À très chrétien et glorieux Roy de France et de Navarre Henry IV.

Ce n’est pas sans un extreme regret, Sire, que je voue à Vostre Majesté le premier nay de ma plume3 en si triste et lamentable subject ; mais, poussé et enthousiazé de quelque fureur poetique, j’ay pensé (après avoir balancé au poids de mon petit jugement les dissuations plus grandes quy me detournoient de cette entreprinse contre les services que je doibs à Vostre Majesté) que je ne devois laisser passer soubz silence les pernicieux desseings des mondains quy jusqu’icy par leurs flots n’ont peu esbranler le roc de vostre vertueux et magnanime courage. Autrement j’eusse donné à croire à plusieurs que la paresse ou nonchalance m’avoient atteint, auxquels toutesfois je ne desire donner place au prejudice de l’affection que je porte à vostre Estat.

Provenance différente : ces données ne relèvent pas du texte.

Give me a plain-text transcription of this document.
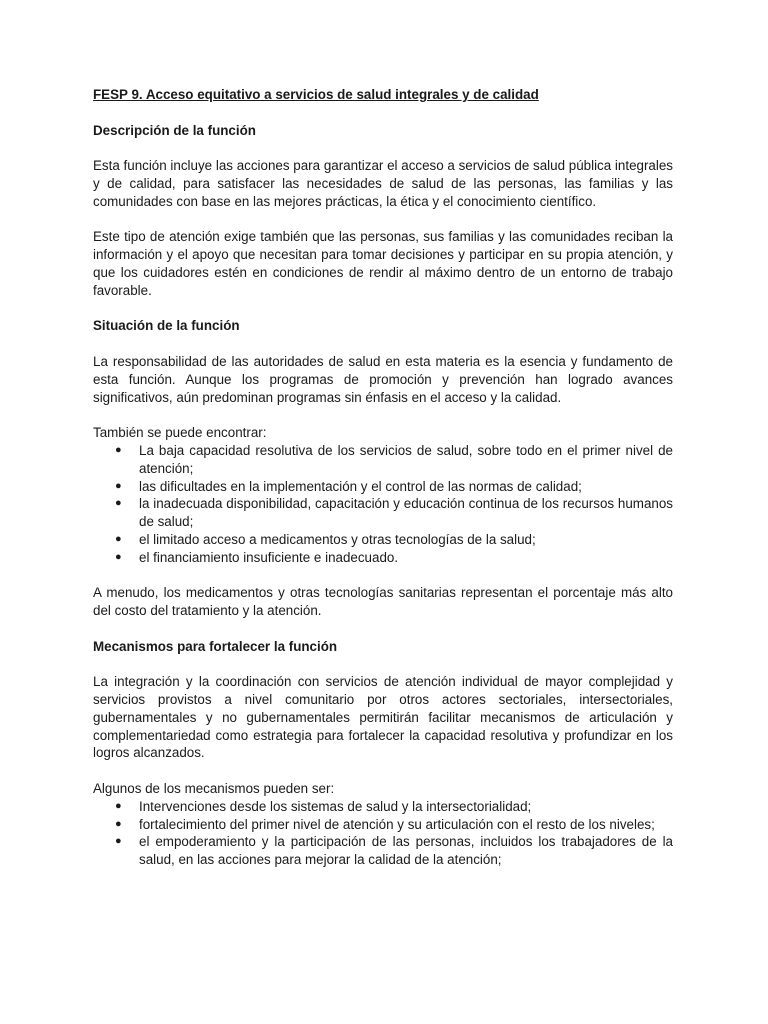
FESP 9. Acceso equitativo a servicios de salud integrales y de calidad
Descripción de la función
Esta función incluye las acciones para garantizar el acceso a servicios de salud pública integrales y de calidad, para satisfacer las necesidades de salud de las personas, las familias y las comunidades con base en las mejores prácticas, la ética y el conocimiento científico.
Este tipo de atención exige también que las personas, sus familias y las comunidades reciban la información y el apoyo que necesitan para tomar decisiones y participar en su propia atención, y que los cuidadores estén en condiciones de rendir al máximo dentro de un entorno de trabajo favorable.
Situación de la función
La responsabilidad de las autoridades de salud en esta materia es la esencia y fundamento de esta función. Aunque los programas de promoción y prevención han logrado avances significativos, aún predominan programas sin énfasis en el acceso y la calidad.
También se puede encontrar:
● La baja capacidad resolutiva de los servicios de salud, sobre todo en el primer nivel de atención;
● las dificultades en la implementación y el control de las normas de calidad;
● la inadecuada disponibilidad, capacitación y educación continua de los recursos humanos de salud;
● el limitado acceso a medicamentos y otras tecnologías de la salud;
● el financiamiento insuficiente e inadecuado.
A menudo, los medicamentos y otras tecnologías sanitarias representan el porcentaje más alto del costo del tratamiento y la atención.
Mecanismos para fortalecer la función
La integración y la coordinación con servicios de atención individual de mayor complejidad y servicios provistos a nivel comunitario por otros actores sectoriales, intersectoriales, gubernamentales y no gubernamentales permitirán facilitar mecanismos de articulación y complementariedad como estrategia para fortalecer la capacidad resolutiva y profundizar en los logros alcanzados.
Algunos de los mecanismos pueden ser:
● Intervenciones desde los sistemas de salud y la intersectorialidad;
● fortalecimiento del primer nivel de atención y su articulación con el resto de los niveles;
● el empoderamiento y la participación de las personas, incluidos los trabajadores de la salud, en las acciones para mejorar la calidad de la atención;
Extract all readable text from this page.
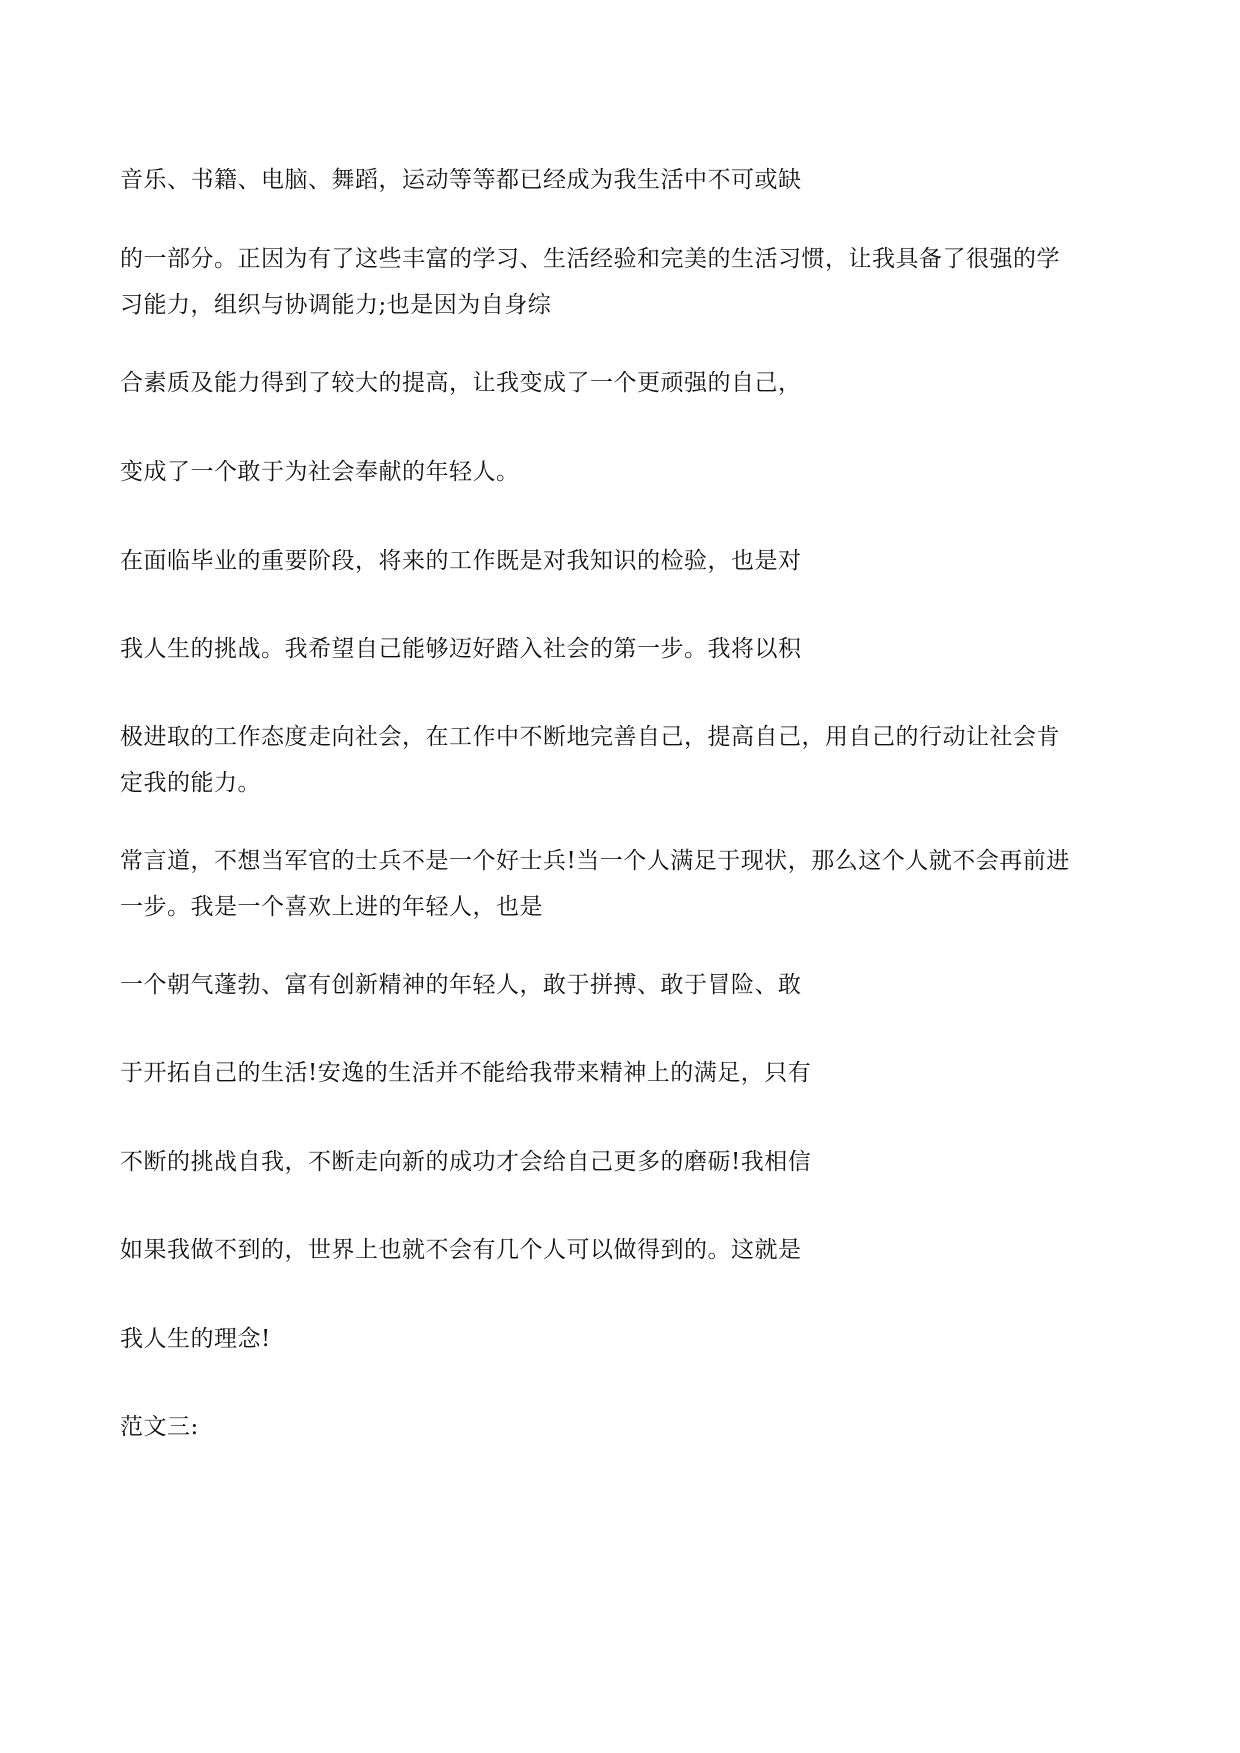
音乐、书籍、电脑、舞蹈，运动等等都已经成为我生活中不可或缺

的一部分。正因为有了这些丰富的学习、生活经验和完美的生活习惯，让我具备了很强的学
习能力，组织与协调能力;也是因为自身综

合素质及能力得到了较大的提高，让我变成了一个更顽强的自己，

变成了一个敢于为社会奉献的年轻人。

在面临毕业的重要阶段，将来的工作既是对我知识的检验，也是对

我人生的挑战。我希望自己能够迈好踏入社会的第一步。我将以积

极进取的工作态度走向社会，在工作中不断地完善自己，提高自己，用自己的行动让社会肯
定我的能力。

常言道，不想当军官的士兵不是一个好士兵!当一个人满足于现状，那么这个人就不会再前进
一步。我是一个喜欢上进的年轻人，也是

一个朝气蓬勃、富有创新精神的年轻人，敢于拼搏、敢于冒险、敢

于开拓自己的生活!安逸的生活并不能给我带来精神上的满足，只有

不断的挑战自我，不断走向新的成功才会给自己更多的磨砺!我相信

如果我做不到的，世界上也就不会有几个人可以做得到的。这就是

我人生的理念!

范文三:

Permettez donc, Sire, qu’en continuation des services que mon père vous a faicts4 et desire faire encore5, je face, comme issu de luy, esclorre soubz l’aisle de vostre aveu ce primice de mes escripts quy, autant profitables que lamentables, escleirez de vostre regard, penetreront les nues et desseings brouillez des plus infidèles mondains, et enfin vivront en la bouche de l’éternité, pour chanter avec moy vostre gloire, et m’occasionner à prier le Ciel me faire naistre de jour en jour de nouvelles occasions pour tesmoigner à Vostre Majesté que je n’attends plus grand heur au monde que d’estre qualifié jusqu’au tombeau,

Sire,

Vostre humble, très obeissant et très
fidelle serviteur,

Isaac de Laffemas.

Ode en faveur de l’Autheur.

Strophe.

J’entends le père des artz
Appeler de toutes partz
La troupe heliconnienne
Pour entendre ce sonneur ;
Bref la cohorte neufvaine
Luy vient dejà faire honneur.

Il est temps que l’on s’appreste
De luy couronner la teste
D’un branchage precieux :
Sus ! sus ! que l’on applaudisse,
Jeunes esprits studieux,
En ce divin exercice.

Antistrophe.

Le sommet aonien,
Et le laurier phebeen,
Luy sont acquis pour sa gloire ;
Puisqu’il enseigne aux humains
Le moyen d’avoir victoire
Contre les efforts mondains.

Sus ! donc, enfants de Minerve,
Dont les Muses font reserve,
Venez tous apprendre icy
Quel sentier il vous faut suyvre
Pour charmer vostre soucy,
Et après la mort revyvre.

Epode.

Muses, mon très cher soulas,
Ne vous mettez plus en peyne,
Car cest enfant de Palas
A la source d’Hyppocrène.
De ce nectar douceureux
Il abreuvera tous ceux
Qui, aimant la poésie,
Grimpent sur vostre manoir,
Pour gouster vostre ambrozie
Et s’enyvrer de sçavoir.

M. Guerry.

L’Autheur à ses vers.

Marchez hardis, mes vers, vous avez un bon guide,
Ne craignez le mespris d’un nombre d’ignorants,
Si vous n’estes pour eux assez doux et fluide,
Pour d’autres vous serez plus mignards et coulants.

Au Lecteur.

Strophe.

Cherchez le Latonien
Au throne heliconien,
Et les filles de mesmoire ;
Au pecazide ruisseau,
Lecteur, n’accourez pour boire
En ce traicté de leur eau.

Vous de quy l’esprit s’amuse
Aux doctrines d’une Muse,
Ne la cherchez pas icy ;
Mais si vous cerchez des larmes,
De la peine et du soucy,
Lisez mes funèbres carmes6.

Antistrophe.

Fortune jamais aux siens
Ne donna plus de moyens
Pour se jouer de leur vie ;
Jamais on n’a veu le sort
Avoir eu si grant envie
De chercher aux siens la mort.

Vomissez vostre rancune,
Vous tous mignons de fortune7,
Car le bonheur d’un Dauphin
A permis que vostre rage
Se soit ouverte à la fin,
Pour vous causer du dommage.

Epode.

Benissons l’honneur des roys,
Henry, ce vertueux prince,
Quy, en despit des abboys,
A conservé sa province.
Perturbateurs du repos,
Croyez que tost vostre engeance
Pour le butin d’Atropos
Finira dans nostre France.

L’Umbre du Mignon et l’Enfer des ambitieux mondains.

Stances.

Je ne recherche point le sable de Pactolle,
Ny l’arène de Gange ou bien l’or de Cresus,
Ny moins les grands tresors de l’un ou l’autre polle.
Mais je cherche plutost le mirouer des vertus.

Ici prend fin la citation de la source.